Celtic have a better record in European games with English teams than vice versa. Yet we keep getting told how inferior we are.

We wouldn't struggle in the Championship. I also have no doubt given the same financial backing that's in the EPL we would have no issues establishing ourselves at a high level reasonably quickly.


----------



## Kerr

wayne451 said:


> :lol:
> 
> Sod that. You may have Coronavirus under control but I'd still not risk crossing the border, I'd be too scared of catching Gingervirus :lol:
> 
> In terms of crowds/fanbase they're Premiership level so could compete at a later date but in terms of players they'd be at the latter end of the Championship, if not lower.
> 
> As an Oldham fan I've seen my fair share of utter toss but Chris Killen was very bad, he ended up at Celtic after spending time with us in the third tier. We also had a player called Chris Porter who left to play for an SPL team, never to be heard of again?
> 
> We had some player (Benya?) on loan from Celtic the other year, he couldn't even get a run of games for us. Heather Mills could kick a ball better than he could.


We've had this conversation before..

Chris Killen was a laughing stock here. As was players like Daryl Murphy. After he left us he was the top scorer in the championship. The guy was worse than useless.

Benyu has one sub appearance for Celtic. It was for a few minutes in a game that was long over. I have never seen the guy.

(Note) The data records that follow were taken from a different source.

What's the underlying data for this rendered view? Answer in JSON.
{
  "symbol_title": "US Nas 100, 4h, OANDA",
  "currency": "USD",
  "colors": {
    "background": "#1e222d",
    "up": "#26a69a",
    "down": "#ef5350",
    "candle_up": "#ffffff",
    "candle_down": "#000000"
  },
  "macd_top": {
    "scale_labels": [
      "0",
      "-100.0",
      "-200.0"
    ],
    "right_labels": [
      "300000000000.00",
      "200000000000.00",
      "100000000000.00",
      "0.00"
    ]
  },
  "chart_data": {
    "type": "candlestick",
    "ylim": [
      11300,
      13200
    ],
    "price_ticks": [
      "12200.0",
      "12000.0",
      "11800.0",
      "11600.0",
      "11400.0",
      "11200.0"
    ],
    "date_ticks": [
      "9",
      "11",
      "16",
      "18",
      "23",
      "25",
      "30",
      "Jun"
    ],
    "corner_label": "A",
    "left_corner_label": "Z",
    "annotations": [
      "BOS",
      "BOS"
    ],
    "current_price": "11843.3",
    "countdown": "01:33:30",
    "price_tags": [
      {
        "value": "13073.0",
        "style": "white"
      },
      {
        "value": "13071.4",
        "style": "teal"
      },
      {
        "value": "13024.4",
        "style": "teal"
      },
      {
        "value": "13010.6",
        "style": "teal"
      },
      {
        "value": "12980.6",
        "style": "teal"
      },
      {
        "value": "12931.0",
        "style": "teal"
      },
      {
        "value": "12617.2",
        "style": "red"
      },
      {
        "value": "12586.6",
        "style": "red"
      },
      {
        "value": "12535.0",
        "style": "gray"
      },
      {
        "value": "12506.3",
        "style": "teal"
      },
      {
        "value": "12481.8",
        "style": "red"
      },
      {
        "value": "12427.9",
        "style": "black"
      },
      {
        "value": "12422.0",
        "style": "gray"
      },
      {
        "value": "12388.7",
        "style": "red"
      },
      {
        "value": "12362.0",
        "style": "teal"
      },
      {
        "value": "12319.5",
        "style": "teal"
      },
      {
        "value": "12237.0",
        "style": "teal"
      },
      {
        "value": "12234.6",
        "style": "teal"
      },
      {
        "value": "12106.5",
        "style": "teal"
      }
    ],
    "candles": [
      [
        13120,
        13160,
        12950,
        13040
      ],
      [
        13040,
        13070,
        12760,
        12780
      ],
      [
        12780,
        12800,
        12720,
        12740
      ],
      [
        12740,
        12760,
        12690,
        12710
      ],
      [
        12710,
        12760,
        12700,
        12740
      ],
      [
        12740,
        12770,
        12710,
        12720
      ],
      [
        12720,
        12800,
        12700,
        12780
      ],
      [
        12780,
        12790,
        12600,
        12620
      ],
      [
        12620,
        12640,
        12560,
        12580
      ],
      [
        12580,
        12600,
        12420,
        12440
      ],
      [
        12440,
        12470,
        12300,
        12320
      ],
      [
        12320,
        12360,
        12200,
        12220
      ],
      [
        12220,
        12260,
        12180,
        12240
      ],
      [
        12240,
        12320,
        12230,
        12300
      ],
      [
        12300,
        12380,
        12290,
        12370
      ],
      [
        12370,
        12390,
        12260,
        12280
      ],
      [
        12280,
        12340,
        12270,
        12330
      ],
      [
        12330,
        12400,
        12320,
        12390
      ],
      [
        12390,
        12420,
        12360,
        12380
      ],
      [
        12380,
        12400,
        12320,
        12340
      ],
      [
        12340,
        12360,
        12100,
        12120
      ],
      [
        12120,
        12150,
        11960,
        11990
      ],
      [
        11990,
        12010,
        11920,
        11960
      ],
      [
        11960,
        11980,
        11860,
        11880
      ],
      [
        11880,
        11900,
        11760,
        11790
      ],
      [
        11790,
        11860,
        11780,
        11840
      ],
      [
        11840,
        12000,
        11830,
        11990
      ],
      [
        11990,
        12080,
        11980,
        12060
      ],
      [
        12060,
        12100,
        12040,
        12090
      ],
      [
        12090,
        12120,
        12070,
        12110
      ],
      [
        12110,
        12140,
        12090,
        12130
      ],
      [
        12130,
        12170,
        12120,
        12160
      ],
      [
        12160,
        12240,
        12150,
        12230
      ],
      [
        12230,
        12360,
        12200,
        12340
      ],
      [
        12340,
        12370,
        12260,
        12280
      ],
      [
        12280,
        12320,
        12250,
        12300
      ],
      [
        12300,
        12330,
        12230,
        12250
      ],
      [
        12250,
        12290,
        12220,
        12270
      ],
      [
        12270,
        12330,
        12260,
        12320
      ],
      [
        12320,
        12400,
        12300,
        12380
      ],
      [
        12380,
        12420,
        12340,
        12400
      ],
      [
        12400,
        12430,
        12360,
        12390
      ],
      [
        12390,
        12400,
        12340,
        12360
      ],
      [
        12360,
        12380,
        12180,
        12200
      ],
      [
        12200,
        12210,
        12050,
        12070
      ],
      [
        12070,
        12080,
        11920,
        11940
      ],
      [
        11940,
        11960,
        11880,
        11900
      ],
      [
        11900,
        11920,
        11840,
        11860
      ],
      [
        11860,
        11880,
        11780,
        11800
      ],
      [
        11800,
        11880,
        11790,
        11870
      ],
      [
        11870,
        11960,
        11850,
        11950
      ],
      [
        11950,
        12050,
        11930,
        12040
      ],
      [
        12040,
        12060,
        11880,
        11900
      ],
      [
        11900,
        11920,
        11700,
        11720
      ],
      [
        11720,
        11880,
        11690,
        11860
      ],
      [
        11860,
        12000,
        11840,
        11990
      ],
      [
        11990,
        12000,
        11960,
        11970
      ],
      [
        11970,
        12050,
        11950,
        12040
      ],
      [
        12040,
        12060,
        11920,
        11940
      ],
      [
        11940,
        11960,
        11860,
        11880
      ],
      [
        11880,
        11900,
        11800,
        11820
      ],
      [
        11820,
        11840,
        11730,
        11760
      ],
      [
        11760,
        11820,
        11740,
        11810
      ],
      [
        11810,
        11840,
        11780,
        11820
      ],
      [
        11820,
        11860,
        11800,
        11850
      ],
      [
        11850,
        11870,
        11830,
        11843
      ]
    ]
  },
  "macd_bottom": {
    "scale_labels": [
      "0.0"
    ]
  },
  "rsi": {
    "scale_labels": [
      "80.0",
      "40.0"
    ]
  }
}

Edit. He's had 4 appearance either as sub or been subbed. Hasn't played for Celtic in 3 years.


----------



## wayne451

Kerr said:


> We've had this conversation before..
> 
> Chris Killen was a laughing stock here. As was players like Daryl Murphy. After he left us he was the top scorer in the championship. The guy was worse than useless.
> 
> Benyu has one sub appearance for Celtic. It was for a few minutes in a game that was long over. I have never seen the guy.
> 
> Edit. He's had 4 appearance either as sub or been subbed. Hasn't played for Celtic in 3 years.


Have we? I don't remember. I do recall discussing Chris Killen with someone in the past but I'd not made the link that was with yourself?

Who was that Dutch guy you used to have? His name sounded like he was a vampire hunter or some sort of quaint skiing village in the Pyrenees?


----------



## atbalfour

Kerr said:


> Celtic have a better record in European games with English teams than vice versa. Yet we keep getting told how inferior we are.
> 
> We wouldn't struggle in the Championship. I also have no doubt given the same financial backing that's in the EPL we would have no issues establishing ourselves at a high level reasonably quickly.


Probably because English teams are known to play second string XIs in the Europa League (look at Arsenal, Spurs, Utd) whereas Celtic have such an easy ride domestically they can prepare for each game like a cup final.

The closing gap I referenced was pre Gerrard vs. current. Look at league standings and head to head results and it's impossible to disagree.


----------



## Kerr

wayne451 said:


> Have we? I don't remember. I do recall discussing Chris Killen with someone in the past but I'd not made the link that was with yourself?
> 
> Who was that Dutch guy you used to have? His name sounded like he was a vampire hunter or some sort of quaint skiing village in the Pyrenees?


100% you. Nobody else would ever mention Chris Killen and football in the same sentence.

Jan Vennegoor of Hesselink?



atbalfour said:


> Probably because English teams are known to play second string XIs in the Europa League (look at Arsenal, Spurs, Utd) whereas Celtic have such an easy ride domestically they can prepare for each game like a cup final.
> 
> The closing gap I referenced was pre Gerrard vs. current. Look at league standings and head to head results and it's impossible to disagree.


Have a look at most of the games Celtic have played English teams in the Champions league and Europa League. They aren't resting players other than Man City in the meaningless return game. The 3-3 draw was their first team and showed the rest of England how to play Man City as they were hammering everyone at that time.

Playing in the Scottish League with weaker teams is a hindrance. We play one style of football in Scotland and aren't prepared to play the way we have to in Europe.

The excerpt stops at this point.